I think Al Franken can be funny when he wants to be, and he deserves kudos for deflating Rush Limbaugh in his book, but let’s face it, he’s a miserable, vindictive SOB. You don’t have to be a political pundit or talking head to get on his shit list. You just have to disagree with anything he says or writes. Christ, he went after Deepak Chopra in RLIABFI for no real reason other than Chopra made a private comment to a mutual friend about Franken’s book.

You don’t have to be a flaming liberal to think that O’Reilly and Coulter are three cans short of a sixpack, but Franken strikes me as a dangerous guy to have as a friend.

Maybe if we took away all their shows, columns and book deals and made them work at fixing cars for a year, they’d be a little more down to earth. A little easier to get along with. A little more . . . I don’t know . . . put-together. Right now, they come off as drunk frat boys. Even Ann Coulter. Especially Ann Coulter.

Dewey, on the “WE” and “THEY” controversy over The Inside Edition’s Polk Award, I was once a soldier in a war that many would think that the US sort of lost. Gulf One and the recently reprised Gulf Almost Two were tremendous wins on the ground for the US Armed Forces. Would it be appropriate for me to say that “We Soldiers” did good work in the last two episodes? Would it be appropriate for me, who had been a civilian for 15 years, to claim to have been awarded a presidential unit citation won by the unit I had been a member of years before but with which I had no connection at the time the award was earned? The answer clearly would be that I was dishonestly claiming glory earned by someone else.

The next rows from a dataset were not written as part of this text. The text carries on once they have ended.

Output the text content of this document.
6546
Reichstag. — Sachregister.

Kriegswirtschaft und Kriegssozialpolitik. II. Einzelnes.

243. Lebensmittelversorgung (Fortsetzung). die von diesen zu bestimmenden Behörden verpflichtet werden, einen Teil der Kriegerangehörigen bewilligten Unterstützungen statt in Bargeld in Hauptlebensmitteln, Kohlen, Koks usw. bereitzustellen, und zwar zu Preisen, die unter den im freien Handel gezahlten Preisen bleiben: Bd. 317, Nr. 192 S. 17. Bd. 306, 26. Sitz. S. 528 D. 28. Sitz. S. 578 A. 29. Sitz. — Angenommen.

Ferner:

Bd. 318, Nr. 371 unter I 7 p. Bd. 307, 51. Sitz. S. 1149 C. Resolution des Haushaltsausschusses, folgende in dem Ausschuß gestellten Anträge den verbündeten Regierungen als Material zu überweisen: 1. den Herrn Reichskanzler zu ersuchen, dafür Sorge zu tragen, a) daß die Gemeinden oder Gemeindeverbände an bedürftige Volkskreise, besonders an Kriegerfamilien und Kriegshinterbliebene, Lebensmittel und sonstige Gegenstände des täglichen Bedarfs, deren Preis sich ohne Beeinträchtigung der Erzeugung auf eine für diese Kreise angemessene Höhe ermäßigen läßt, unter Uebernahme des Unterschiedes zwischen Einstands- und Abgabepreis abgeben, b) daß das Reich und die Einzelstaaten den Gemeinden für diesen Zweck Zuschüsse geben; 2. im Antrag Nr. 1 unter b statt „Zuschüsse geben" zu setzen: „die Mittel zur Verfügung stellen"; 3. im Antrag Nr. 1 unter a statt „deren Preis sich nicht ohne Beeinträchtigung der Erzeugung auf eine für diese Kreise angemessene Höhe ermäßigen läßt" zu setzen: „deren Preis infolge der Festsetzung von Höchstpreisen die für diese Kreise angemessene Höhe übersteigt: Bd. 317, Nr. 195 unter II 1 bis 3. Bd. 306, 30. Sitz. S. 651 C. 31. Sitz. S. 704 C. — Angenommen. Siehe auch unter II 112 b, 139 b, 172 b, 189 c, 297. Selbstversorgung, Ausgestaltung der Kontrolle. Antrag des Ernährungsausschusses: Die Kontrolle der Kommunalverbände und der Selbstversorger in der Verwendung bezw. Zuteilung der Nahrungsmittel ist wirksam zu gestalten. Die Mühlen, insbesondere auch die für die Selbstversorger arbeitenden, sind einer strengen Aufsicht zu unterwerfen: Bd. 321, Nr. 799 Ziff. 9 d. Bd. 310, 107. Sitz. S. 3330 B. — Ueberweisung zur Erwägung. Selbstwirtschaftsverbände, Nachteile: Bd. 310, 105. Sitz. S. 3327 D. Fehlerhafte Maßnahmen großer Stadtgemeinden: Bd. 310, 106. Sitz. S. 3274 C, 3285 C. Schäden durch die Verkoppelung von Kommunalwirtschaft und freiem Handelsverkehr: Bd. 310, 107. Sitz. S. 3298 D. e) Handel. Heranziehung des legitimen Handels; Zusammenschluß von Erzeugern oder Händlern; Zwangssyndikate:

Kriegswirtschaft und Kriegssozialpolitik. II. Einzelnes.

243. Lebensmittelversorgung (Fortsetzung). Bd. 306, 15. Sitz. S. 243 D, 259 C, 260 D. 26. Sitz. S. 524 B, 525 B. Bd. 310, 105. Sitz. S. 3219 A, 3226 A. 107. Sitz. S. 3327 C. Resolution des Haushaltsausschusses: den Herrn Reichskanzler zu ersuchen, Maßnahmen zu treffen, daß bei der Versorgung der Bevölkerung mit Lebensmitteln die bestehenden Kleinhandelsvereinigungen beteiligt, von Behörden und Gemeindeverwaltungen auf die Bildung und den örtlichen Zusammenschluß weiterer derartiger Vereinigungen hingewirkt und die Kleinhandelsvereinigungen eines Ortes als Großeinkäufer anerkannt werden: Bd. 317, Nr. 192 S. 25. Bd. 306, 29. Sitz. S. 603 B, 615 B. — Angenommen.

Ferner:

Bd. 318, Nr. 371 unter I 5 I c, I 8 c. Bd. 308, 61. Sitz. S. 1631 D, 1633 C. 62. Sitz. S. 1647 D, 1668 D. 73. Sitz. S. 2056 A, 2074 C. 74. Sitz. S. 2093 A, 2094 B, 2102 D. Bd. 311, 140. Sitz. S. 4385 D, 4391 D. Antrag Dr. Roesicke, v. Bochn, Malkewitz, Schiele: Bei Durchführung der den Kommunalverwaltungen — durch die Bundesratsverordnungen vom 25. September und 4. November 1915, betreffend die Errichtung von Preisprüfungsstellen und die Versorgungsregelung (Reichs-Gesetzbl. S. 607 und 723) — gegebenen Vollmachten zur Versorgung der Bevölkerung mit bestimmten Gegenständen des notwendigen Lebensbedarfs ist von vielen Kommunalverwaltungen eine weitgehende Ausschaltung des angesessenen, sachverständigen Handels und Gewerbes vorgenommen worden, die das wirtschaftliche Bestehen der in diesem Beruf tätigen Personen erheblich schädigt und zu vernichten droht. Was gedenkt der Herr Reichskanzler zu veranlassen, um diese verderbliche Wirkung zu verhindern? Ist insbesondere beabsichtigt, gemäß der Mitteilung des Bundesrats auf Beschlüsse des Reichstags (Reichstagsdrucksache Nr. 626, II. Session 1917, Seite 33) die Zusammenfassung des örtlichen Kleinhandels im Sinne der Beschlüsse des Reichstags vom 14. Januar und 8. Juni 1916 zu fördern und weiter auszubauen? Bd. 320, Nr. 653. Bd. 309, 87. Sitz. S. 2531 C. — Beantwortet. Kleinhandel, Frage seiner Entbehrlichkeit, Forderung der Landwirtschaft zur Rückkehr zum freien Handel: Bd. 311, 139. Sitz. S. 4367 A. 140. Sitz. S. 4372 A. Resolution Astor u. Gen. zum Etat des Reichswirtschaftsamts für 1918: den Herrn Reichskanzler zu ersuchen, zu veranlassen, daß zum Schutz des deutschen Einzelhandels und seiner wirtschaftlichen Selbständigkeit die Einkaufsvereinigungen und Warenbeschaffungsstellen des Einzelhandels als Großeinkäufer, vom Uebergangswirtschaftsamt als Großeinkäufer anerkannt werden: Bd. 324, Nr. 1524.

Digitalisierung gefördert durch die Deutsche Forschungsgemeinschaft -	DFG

As far as excusing the whole thing as an informality of speech, Friend O’Reilly makes his living with the language and can certainly be regarded as a professional quality word smith. I can’t believe for a minute that this can all be marked down as a mere slip of the tongue, especially since the claim was repeated a number of times.

I checked with my friendly B&N for Frankin’s new book. They (not we) won’t have it until mid-September.

No sin there, if you ask me. Chopra’s a plagiarizing dick in addition to being a bottle of warmed-over smegma for all the pseudo-scientific Ayurvedic “medicine” crap he peddles on a constant basis.

Please. Bill O’Reilly is paid to be a loud, obnoxious, sanctimonious blowhard. He is not paid for the precision with which he uses the English language. Indeed, I daresay anyone who has listened to him speak for any length of time would have to conclude that he is decidedly imprecise in his wordplay.

Hypertechnical parsing is the province of lawyers and press secretaries. I suspect “The Ari Fleischer Factor” wouldn’t get very good ratings.

The simple fact is, context makes what O’Reilly was saying quite clear: namely, Inside Edition is a quality television program that he was proud to be associated with, and that quality is evidenced by its reciept of the Polk award. It is foolish and immature to play “gotcha” by suggesting he meant something more.

This isn’t hypertechnical parsing, Dewey. O’Reilly is in essence lying on his resume, and I don’t believe for a second that his wording isn’t chosen precisely so that he could try to weasel his way out of the lie using precisely the argument you’re giving. It’s hardly uncharacteristic - it’s much the same as his “working class” background in a white collar family, etc. Anyways, spin is all about hypertechnical parsing of ambiguous statements, and Bill’s a master of it. I can’t see any reason to give him a pass on this one, though it’s hardly an aggregious sin. He’s done plenty of other things I despise him for far more.